By Portage County Business Council

“Courage is being afraid, but showing up anyways” – Rachel Hollis

On May 2nd, I was fortunate enough to attend a Rise-X-Live conference hosted by the Hollis Company – aka, my spiritual human, Rachel Hollis. If you aren’t familiar with her name or mission, she wrote Girl Wash Your Face and Girl Stop Apologizing, she is also known for her “5 to Thrive” and the 90 Day Challenge. She spreads the idea of becoming your best self by taking care of your body, your mind, and your business.

As a recent college graduate from UW – Stevens Point, you guys – I NEEDED this. With uncertainties ranging from moving, to finding a full-time position, to leaving this community of people I’ve grown so attached to in the past four years. If any of you are struggling with uncertainty, or finding yourself during this COVID-19 pandemic, or just in general, I have some incredible notes from the conference I attended – free of charge!

“Courage is not the absence of fear, but rather the assessment that something else is more important than fear” – Franklin D. Roosevelt.

Everyone could use some courage in their life; this was the theme for Rise-X-Live. In order to find courage, you must first evaluate your perspective and mindset.

  • Perspective is how you see things.
  • Mindset is what you think about what you are seeing.

You don’t see life as it is, you see life as YOU are. Your past experiences, memories, and traumas are affecting how you see your present life. So I challenge you to dig in deep… What in your past is affecting how you are looking at your current situation? What is limiting you from reaching your full potential? Is it that time you peed your pants on stage as a kid, and now you feel anxiety about speaking in front of a group? Did you experience a childhood trauma that has affected how you treat others or yourself today? What is the calling on your heart?

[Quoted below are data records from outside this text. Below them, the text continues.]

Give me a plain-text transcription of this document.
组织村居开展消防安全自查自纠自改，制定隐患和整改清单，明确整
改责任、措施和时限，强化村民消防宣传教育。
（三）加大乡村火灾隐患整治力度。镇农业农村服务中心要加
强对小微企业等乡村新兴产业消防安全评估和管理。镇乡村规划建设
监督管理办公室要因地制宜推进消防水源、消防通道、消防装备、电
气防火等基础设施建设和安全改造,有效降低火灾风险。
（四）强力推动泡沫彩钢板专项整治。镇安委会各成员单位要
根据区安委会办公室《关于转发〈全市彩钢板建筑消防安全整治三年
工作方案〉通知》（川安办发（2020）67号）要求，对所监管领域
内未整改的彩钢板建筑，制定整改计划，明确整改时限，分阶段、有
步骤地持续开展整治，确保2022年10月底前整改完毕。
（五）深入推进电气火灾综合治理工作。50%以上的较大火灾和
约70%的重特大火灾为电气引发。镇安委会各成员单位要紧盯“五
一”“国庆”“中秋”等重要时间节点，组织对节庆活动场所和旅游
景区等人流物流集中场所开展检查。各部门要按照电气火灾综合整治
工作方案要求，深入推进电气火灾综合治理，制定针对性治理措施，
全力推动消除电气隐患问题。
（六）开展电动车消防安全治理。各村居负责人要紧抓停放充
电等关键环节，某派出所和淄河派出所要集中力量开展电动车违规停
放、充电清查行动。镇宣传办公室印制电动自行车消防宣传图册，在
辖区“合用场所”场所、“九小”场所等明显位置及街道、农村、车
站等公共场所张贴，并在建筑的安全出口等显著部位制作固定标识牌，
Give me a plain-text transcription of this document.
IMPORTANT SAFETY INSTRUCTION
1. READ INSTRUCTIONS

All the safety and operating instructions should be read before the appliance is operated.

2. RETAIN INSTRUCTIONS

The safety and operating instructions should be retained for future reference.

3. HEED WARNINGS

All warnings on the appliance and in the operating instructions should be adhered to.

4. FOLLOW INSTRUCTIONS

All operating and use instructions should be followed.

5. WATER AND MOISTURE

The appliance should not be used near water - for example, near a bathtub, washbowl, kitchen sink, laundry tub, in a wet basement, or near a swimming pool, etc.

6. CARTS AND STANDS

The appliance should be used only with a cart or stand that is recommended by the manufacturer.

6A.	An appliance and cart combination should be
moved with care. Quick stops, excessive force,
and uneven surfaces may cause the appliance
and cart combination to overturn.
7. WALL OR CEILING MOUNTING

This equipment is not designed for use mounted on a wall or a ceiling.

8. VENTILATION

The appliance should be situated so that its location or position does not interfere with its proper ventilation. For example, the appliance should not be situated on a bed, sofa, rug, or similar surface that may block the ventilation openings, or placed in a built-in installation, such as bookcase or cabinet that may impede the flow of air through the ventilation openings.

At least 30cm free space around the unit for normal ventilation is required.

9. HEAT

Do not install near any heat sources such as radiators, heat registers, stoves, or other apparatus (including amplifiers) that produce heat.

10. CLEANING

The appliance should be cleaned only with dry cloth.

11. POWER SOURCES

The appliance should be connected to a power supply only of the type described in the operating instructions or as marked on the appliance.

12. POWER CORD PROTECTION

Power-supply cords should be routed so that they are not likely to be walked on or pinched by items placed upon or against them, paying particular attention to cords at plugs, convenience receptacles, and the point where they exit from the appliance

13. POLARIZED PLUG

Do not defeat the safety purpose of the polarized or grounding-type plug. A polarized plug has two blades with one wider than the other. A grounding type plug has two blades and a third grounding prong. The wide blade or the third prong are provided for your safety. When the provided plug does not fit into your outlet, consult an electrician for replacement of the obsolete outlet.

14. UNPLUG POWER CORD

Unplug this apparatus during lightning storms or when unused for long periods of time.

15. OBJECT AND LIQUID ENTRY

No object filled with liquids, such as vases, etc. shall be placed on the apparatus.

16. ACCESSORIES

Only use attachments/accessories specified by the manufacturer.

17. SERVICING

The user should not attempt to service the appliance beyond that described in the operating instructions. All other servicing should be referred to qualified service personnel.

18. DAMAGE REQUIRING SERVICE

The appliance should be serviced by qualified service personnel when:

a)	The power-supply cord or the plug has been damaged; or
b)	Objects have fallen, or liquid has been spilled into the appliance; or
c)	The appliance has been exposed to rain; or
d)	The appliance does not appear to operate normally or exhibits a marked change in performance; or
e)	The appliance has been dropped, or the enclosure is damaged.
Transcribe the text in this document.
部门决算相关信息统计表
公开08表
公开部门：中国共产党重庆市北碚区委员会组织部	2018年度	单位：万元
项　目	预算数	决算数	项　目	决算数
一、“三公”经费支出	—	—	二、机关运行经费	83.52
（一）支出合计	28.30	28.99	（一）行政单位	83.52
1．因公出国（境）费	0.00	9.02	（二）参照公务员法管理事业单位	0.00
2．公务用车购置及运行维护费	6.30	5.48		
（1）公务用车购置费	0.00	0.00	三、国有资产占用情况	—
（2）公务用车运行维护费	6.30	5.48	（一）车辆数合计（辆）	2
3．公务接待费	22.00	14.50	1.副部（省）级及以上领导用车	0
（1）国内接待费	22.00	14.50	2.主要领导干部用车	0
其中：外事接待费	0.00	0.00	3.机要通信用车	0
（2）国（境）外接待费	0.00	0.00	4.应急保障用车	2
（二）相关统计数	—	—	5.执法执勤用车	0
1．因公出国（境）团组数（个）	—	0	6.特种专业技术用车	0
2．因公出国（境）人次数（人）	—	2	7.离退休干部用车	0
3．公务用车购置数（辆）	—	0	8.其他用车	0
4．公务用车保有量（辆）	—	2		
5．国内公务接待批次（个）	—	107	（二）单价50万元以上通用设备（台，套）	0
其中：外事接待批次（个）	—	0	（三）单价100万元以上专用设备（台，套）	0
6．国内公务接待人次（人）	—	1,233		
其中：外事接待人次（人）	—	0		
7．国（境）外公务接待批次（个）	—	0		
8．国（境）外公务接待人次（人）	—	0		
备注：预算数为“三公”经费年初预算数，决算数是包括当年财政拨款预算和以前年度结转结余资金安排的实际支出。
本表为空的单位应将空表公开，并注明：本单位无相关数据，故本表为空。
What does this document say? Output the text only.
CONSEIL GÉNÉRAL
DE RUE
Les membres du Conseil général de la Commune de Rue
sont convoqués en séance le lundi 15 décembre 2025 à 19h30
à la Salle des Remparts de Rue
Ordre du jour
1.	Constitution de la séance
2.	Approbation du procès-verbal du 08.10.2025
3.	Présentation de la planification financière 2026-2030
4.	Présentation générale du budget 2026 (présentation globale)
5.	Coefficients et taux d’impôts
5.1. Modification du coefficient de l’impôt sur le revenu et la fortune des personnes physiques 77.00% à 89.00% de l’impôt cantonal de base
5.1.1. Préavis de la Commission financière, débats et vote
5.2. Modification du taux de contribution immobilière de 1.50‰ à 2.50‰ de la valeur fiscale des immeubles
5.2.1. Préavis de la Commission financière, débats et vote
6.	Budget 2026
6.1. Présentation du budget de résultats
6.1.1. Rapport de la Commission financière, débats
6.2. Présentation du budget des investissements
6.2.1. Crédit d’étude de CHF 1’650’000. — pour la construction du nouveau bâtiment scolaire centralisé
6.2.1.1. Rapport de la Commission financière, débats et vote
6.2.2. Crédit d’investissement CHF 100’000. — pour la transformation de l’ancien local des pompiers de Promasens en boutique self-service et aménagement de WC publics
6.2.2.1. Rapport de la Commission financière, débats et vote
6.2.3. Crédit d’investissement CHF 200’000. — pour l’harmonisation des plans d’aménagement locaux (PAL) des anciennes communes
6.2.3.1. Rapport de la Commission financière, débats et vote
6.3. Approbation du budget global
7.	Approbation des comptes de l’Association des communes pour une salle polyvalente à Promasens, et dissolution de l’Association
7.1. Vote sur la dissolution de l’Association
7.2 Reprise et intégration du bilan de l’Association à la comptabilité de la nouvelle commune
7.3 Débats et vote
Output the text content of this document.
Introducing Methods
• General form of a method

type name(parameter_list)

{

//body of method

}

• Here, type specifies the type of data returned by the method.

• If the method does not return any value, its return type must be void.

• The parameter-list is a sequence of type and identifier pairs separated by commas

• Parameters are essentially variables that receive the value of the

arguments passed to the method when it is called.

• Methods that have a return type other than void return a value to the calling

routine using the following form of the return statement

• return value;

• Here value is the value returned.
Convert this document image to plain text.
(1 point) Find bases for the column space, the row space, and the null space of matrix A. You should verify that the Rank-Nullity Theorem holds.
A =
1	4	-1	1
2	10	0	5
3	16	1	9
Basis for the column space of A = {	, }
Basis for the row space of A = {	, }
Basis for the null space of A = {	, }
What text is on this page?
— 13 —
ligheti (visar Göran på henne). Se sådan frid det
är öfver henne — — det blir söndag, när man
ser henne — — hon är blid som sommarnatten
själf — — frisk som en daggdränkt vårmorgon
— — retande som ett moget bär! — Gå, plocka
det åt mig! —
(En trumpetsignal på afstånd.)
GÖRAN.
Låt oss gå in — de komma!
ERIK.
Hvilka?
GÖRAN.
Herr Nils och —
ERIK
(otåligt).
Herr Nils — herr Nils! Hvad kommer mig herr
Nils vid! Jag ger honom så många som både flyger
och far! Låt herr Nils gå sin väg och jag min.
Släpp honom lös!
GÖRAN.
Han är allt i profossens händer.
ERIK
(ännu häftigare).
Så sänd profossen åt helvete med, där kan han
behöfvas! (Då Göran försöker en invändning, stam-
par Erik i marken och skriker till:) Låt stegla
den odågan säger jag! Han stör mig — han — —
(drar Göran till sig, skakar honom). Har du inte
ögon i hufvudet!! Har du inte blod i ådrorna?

There are two types of mindsets; a fixed mindset and a growth mindset. Think of this as the infamous “What if” question.

A fixed mindset is the belief that you are born with it, or you aren’t. These are the people who believe they weren’t “wired” a certain way, so they will never be “this”, or couldn’t ever do “that” because they weren’t born that way.

  • A fixed mindset uses “What if” as a place of fear. Anxiety strikes as made up scenarios of things that could go wrong.

A growth mindset follows the “where there is a will, there is a way” idea. Rachel described this as throwing clay. As long as you continue to mold and shape (your mindset), you can change its shape.

  • A growth mindset uses “What if” as a way to dream, something to strive for.

So, what is keeping you from the mindset that you want? Write down your biggest, overarching fear right now, and follow that with your plan if that horrible thing were to happen. Here was my example:

My biggest fear – That I will move to Florida and not find a job in my field that I enjoy, therefore; working at a job I hate and/or not finding a job at all, hence – no happiness or money. (I know, it seems unrealistic and like a stretch, but this is my fear as a recent graduate).

My plan if that happens – If I can’t find a full-time position in marketing, I will take a job in my field that will offer me experience in customer service, office management, and leadership to further my skills, using this job as a stepping stone. If I need to get a part-time job, I will work as a barista – basking in the ambiance of coffee and making other people smile. Saving money as I go and cutting expenses where I can! When you write things out and make a plan to stay optimistic and persevere, your fears don’t seem so scary!

The next step is to work on your self confidence. Self confidence starts with keeping the promises you make to yourself, big or small. There is a simple two-step process to this:

  1. Make small promises to yourself and keep them. Give yourself credit when you follow through! (I do this by awkwardly shouting “whoop whoop, drank half of my body in water” EVERY. SINGLE. DAY.).
  2. Complete the “one more” theory. If you tell yourself you are going to do 25 minutes on a treadmill, do 26. If you are going to drink 8 cups of water a day, drink 9. If you aim to eat 5 servings of fruits and veggies, eat 6, etc. Always do one more, just to prove to yourself that you are capable. (Apparently this doesn’t apply to drinking wine – I’ll take this up with Rachel at a later date).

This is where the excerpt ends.